Japan is Wiping Government Debt via its Central bank - Should the US do the Same?
The BoJ currently owns 40% of Japan's debt. Some free-market advocates would scorn at this strategy being applied in the US, but so far it hasn't caused hyperinflation or had any adverse effect. In fact, it's been prosperous for the Japanese economy in some ways.
In an insightful article written by Ellen Brown, the founder of the Public Banking Institute, she states:
"The Bank of Japan is in the process of owning most of the outstanding government debt of Japan (it currently owns around 40%). BoJ holdings are part of the consolidated government balance sheet. So its holdings are in fact the accounting equivalent of a debt cancellation. If I buy back my own mortgage, I don’t have a mortgage. If the Federal Reserve followed the same policy and bought 40% of the US national debt, the Fed would be holding $8 trillion in federal securities, three times its current holdings from its quantitative easing programs.

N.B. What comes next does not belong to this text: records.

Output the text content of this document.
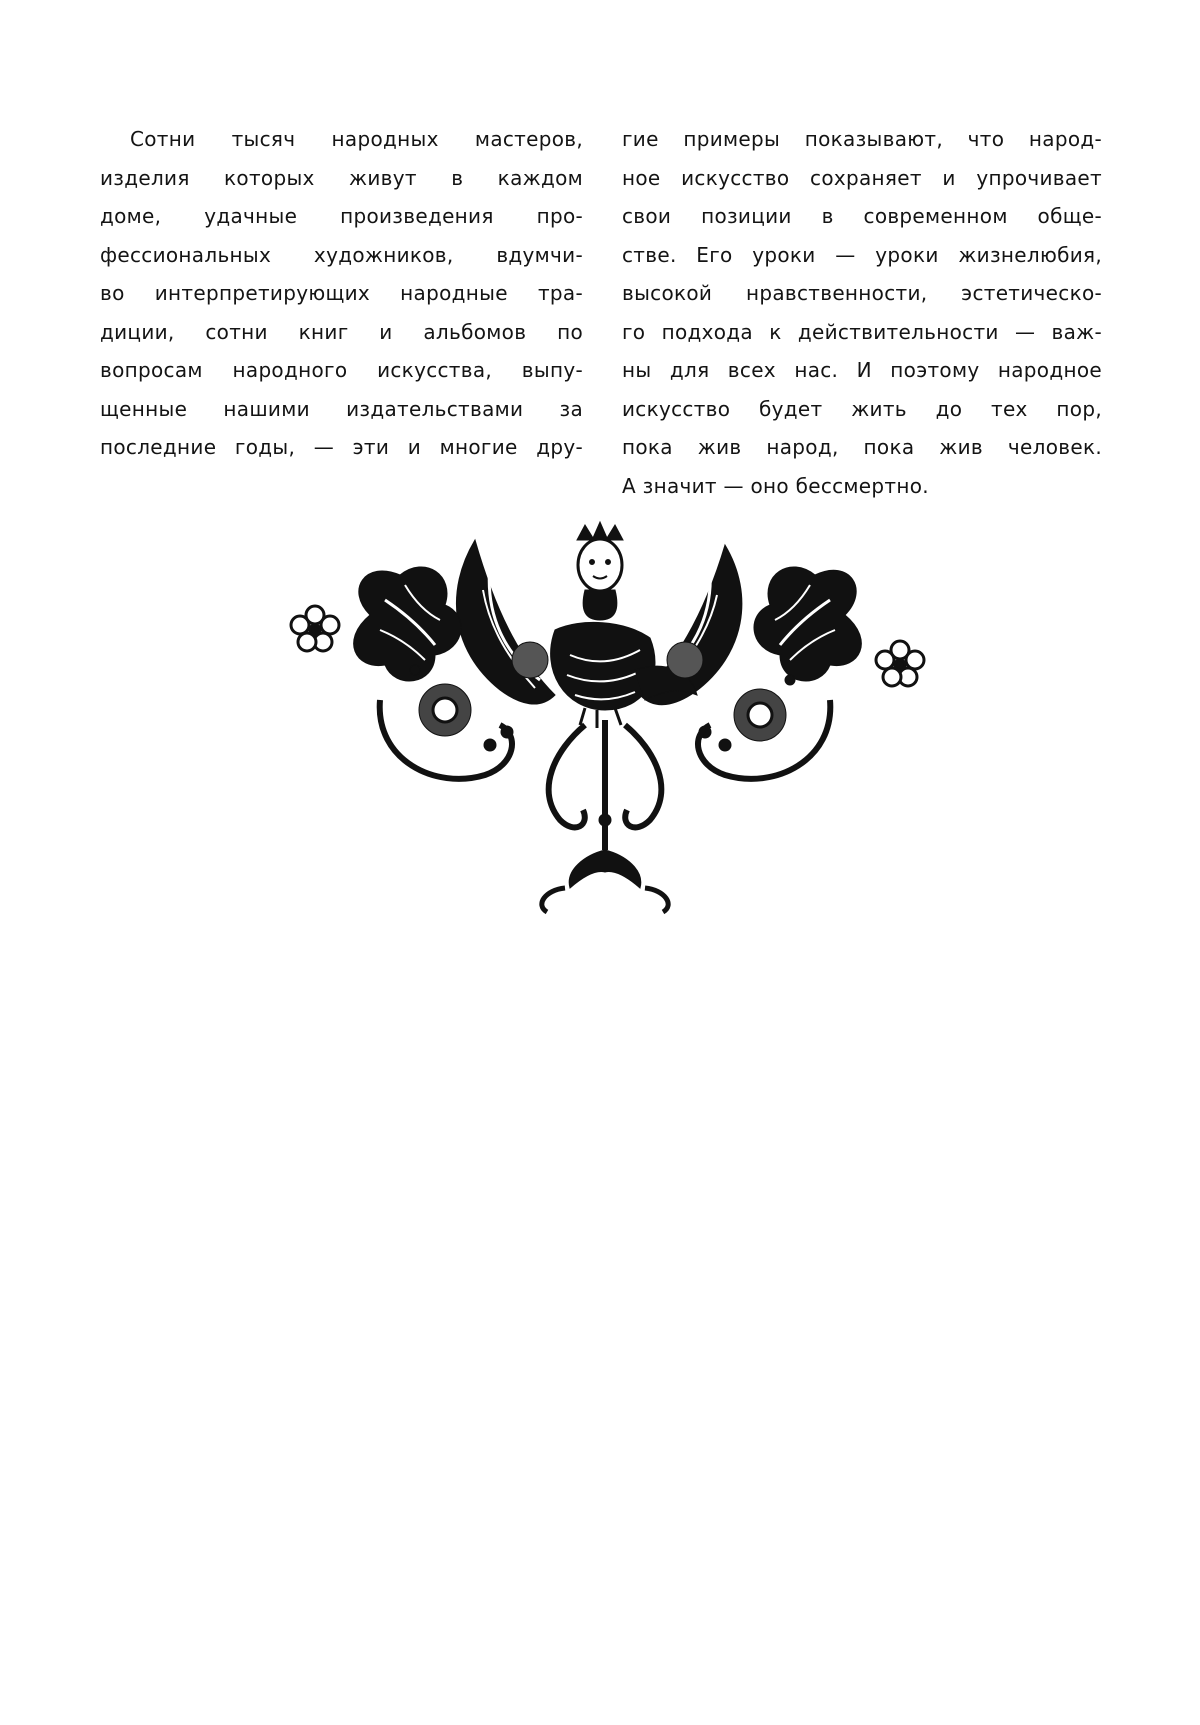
Сотни тысяч народных мастеров,
изделия которых живут в каждом
доме, удачные произведения про-
фессиональных художников, вдумчи-
во интерпретирующих народные тра-
диции, сотни книг и альбомов по
вопросам народного искусства, выпу-
щенные нашими издательствами за
последние годы, — эти и многие дру-
гие примеры показывают, что народ-
ное искусство сохраняет и упрочивает
свои позиции в современном обще-
стве. Его уроки — уроки жизнелюбия,
высокой нравственности, эстетическо-
го подхода к действительности — важ-
ны для всех нас. И поэтому народное
искусство будет жить до тех пор,
пока жив народ, пока жив человек.
А значит — оно бессмертно.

Eight trillion dollars in money created on a computer screen! Monetarists would be aghast. Surely that would trigger runaway hyperinflation! But if Japan’s experience is any indication, it wouldn’t. Japan has a record low inflation rate of .02 percent. That’s not 2 percent, the Fed’s target inflation rate, but 1/100th of 2 percent – almost zero. Japan also has an unemployment rate that is at a 22-year low of 2.8%, and the yen was up nearly 6% for the year against the dollar as of April 2017."
In an interview I did with Ellen last year, she explains how monetary policy can be evolved to resolve the massive issues we face, including the debt bubble:
Steve Keen is another provocative economist who advocates for a modern debt jubilee. I interviewed him too:
Now we don't have to agree with everything that Ellen and Steve say, but do you think they have a point: is it impossible to soften the landing of the death of the fiat monetary system and the petrodollar supremacy, or can we implement a modern debt jubilee as we transition into a new era?